LAGUNA BEACH, Calif.— Artificial intelligence will likely lead to seismic changes to the workforce, eliminating many professions and requiring a societal rethink of how people spend their time, prominent tech leaders said Tuesday. Speaking at The Wall Street Journal’s Tech Live conference on Tuesday, OpenAI CEO Sam Altman said that the changes could hit some people in the economy more seriously than others, even if society as a whole improves. This will likely be a hard sell for the most affected people, he added.
“We are really going to have to do something about this transition," Altman said. “People need to have agency, the ability to influence. We need to jointly be architects of the future." Artificial intelligence is expected to transform the global economy by driving gains in both productivity and growth.
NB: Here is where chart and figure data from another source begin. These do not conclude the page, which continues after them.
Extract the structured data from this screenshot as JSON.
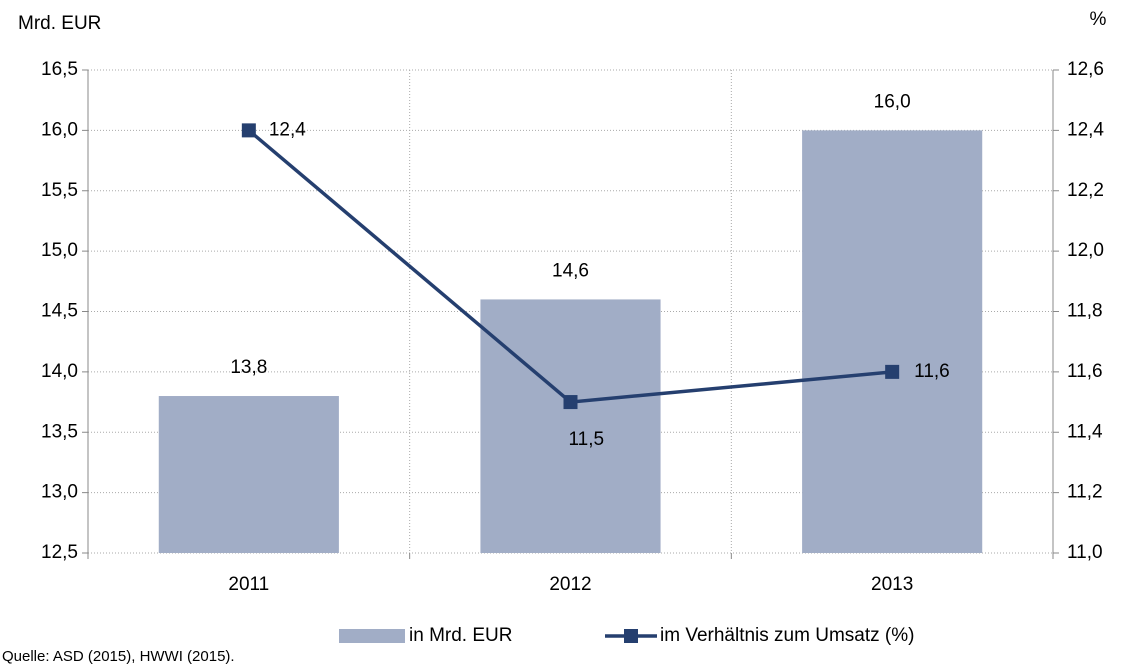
{
  "chart_data": {
    "type": "bar",
    "y_axis_label": "Mrd. EUR",
    "y2_axis_label": "%",
    "categories": [
      "2011",
      "2012",
      "2013"
    ],
    "series": [
      {
        "name": "in Mrd. EUR",
        "type": "bar",
        "color": "#a1adc6",
        "values": [
          13.8,
          14.6,
          16.0
        ],
        "value_labels": [
          "13,8",
          "14,6",
          "16,0"
        ]
      },
      {
        "name": "im Verhältnis zum Umsatz (%)",
        "type": "line",
        "axis": "y2",
        "color": "#253f6f",
        "values": [
          12.4,
          11.5,
          11.6
        ],
        "value_labels": [
          "12,4",
          "11,5",
          "11,6"
        ]
      }
    ],
    "ylim": [
      12.5,
      16.5
    ],
    "yticks": [
      {
        "value": 12.5,
        "label": "12,5"
      },
      {
        "value": 13.0,
        "label": "13,0"
      },
      {
        "value": 13.5,
        "label": "13,5"
      },
      {
        "value": 14.0,
        "label": "14,0"
      },
      {
        "value": 14.5,
        "label": "14,5"
      },
      {
        "value": 15.0,
        "label": "15,0"
      },
      {
        "value": 15.5,
        "label": "15,5"
      },
      {
        "value": 16.0,
        "label": "16,0"
      },
      {
        "value": 16.5,
        "label": "16,5"
      }
    ],
    "y2lim": [
      11.0,
      12.6
    ],
    "y2ticks": [
      {
        "value": 11.0,
        "label": "11,0"
      },
      {
        "value": 11.2,
        "label": "11,2"
      },
      {
        "value": 11.4,
        "label": "11,4"
      },
      {
        "value": 11.6,
        "label": "11,6"
      },
      {
        "value": 11.8,
        "label": "11,8"
      },
      {
        "value": 12.0,
        "label": "12,0"
      },
      {
        "value": 12.2,
        "label": "12,2"
      },
      {
        "value": 12.4,
        "label": "12,4"
      },
      {
        "value": 12.6,
        "label": "12,6"
      }
    ],
    "grid": true,
    "source": "Quelle: ASD (2015), HWWI (2015)."
  }
}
But economists and tech entrepreneurs are divided on how quickly this shift could—and should—happen. Earlier Tuesday, Vinod Khosla, a prominent venture capitalist whose firm was one of OpenAI’s earliest backers, laid out a stark timeline for AI’s transformation of work. Within 10 years AI will be able to “do 80% of 80% of all jobs that we know of today," said Khosla, a tech investor and entrepreneur for more than 40 years.
He pointed to many types of physicians and accountants as examples of professions that AI could largely supplant because these systems can more easily access a broad array of knowledge. Khosla likened the extent of the workforce changes to the disappearance of agricultural jobs in the U.S. in the 20th Century—a transition that took place over generations, not years.